Diz Billot que todo o catolicismo liberal está contido em um equívoco: “a confusão entre tolerância e aprovação”:

“O problema entre os liberais e nós (…) não está em saber se, dada a malícia do século, deve-se suportar com paciência o que escapa ao nosso poder, e ao mesmo tempo trabalhar para evitar males maiores e realizar todo o bem que ainda seja possível; o problema é precisamente se convém aprovar (…) o novo estado das coisas, cantar os princípios que são o fundamento desta ordem de coisas, promovê-los pela palavra, pela doutrina, pelas obras, como fazem os católicos chamados liberais”[9].

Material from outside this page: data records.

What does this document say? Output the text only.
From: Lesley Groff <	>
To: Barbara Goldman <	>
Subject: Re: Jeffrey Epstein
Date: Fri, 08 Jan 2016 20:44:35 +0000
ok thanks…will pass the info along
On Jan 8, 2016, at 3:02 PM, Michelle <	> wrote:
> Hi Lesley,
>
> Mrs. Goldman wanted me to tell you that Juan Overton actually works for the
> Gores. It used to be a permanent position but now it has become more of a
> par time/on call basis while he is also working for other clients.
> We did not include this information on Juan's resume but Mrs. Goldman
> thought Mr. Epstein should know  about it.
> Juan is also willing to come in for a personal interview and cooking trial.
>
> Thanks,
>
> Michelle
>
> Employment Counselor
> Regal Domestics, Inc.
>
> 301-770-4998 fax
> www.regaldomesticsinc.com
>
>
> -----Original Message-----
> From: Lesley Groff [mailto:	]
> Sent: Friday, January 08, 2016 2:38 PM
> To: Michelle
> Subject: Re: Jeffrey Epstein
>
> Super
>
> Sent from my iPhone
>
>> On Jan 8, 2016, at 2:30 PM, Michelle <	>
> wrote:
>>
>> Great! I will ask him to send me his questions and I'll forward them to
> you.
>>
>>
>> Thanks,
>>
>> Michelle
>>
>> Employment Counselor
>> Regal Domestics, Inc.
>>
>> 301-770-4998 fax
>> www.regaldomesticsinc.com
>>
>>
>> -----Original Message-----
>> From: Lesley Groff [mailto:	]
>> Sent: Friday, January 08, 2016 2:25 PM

Deste modo Montalembert com seu slogan “a Igreja livre no Estado livre”[10] será o campeão da separação entre a Igreja e o Estado, recusando admitir que esta mútua liberdade levaria necessariamente à situação de uma Igreja submetida a um Estado expoliador. Do mesmo modo um De Broglie escreverá uma história liberal da Igreja, onde os excessos dos Césares cristãos ultrapassam o benefício das constituições cristãs. Assim também um Jacques Piou se fará o arauto da adesão dos católicos franceses à república: não tanto ao regime republicano, mas à ideologia democrática liberal; eis o canto da Ação Liberal Popular de Piou, por volta de 1900, citado por Jacques Ploncard d’Assac:[11]

Nós somos da Ação Liberal Queremos viver com liberdade

Um sim ou um não, à vontade

A liberdade é nossa glória Gritemos: Viva a Liberdade!

Aclamemos a Ação Liberal

Liberal, liberal,

Para todos que a lei seja igual.

Seja igual!

Viva a Ação Liberai de Piou!

Os católicos liberais de 1984 não se comportavam melhor quando cantavam seu canto da escola livre, nas ruas de Paris:

“Liberdade, liberdade, tu és a única verdade!”

Que praga estes católicos liberais! guardam sua fé no bolso e adotam as máximas do século. É incalculável o dano que causaram à Igreja com sua falta de fé e sua apostasia.

Terminarei com um trecho de Dom Guéranger, cheio deste espírito de fé de que vos falei:

“Hoje mais do que nunca (…) a sociedade tem necessidade de doutrinas firmes e coerentes consigo mesmas. Em meio à destruição geral das idéias, somente a asserção, uma afirmação nítida, sólida, sem misturas, logrará ter aceitação. Os ajustes se tornam cada vez mais estéreis e cada um arranca uma fatia da verdade (…). Mostrai-vos, pois, tal como sois no fundo: católicos convictos. (…) 

Há uma graça unida à confissão plena e inteira da fé. Esta confissão, como diz o Apóstolo, é a salvação dos que a fazem, e a experiência mostra que é também daqueles que a escutam.”[12]

Fonte: (Sim, Sim, Não, Não, edição em português, Nº 88, julho 2000.)

in Permanência

[1] Dictionaire de Théol. Cat., T-9. col. 509. art. libéralisme catholique.

[2] Pe. Le Floch, pág. 57.

[3] Dom Felix Sardá y Salvany.

[4] Padre A. Roussel. Libéralisme et Catholicisme, p.16.

[5] Pe. H. Clérissac O.P, Le Mystère de L’Eglise, Cap. 7.

[6] Dictionaire de Théol. Cat., T-9. col. 509.

[7] Jacques Marteaux. Les Catholiques dans I’inquiétude.

[8] Dom Delatte, “Vie de Dom Guéranger”, Solesmes, T II, pg. 11

[9] Citado pelo Pe. Le Floch, op. cit., pág. 58-59.

[10] Discurso de Malines. 20 de agosto de 1863.

[11] L’Eglise ocupée. DPF. 1975. pág. 136.

[12] Le Sens Chrétien de L’Histoire, Nouveile Aurore, Paris, 1977. pág. 31-32.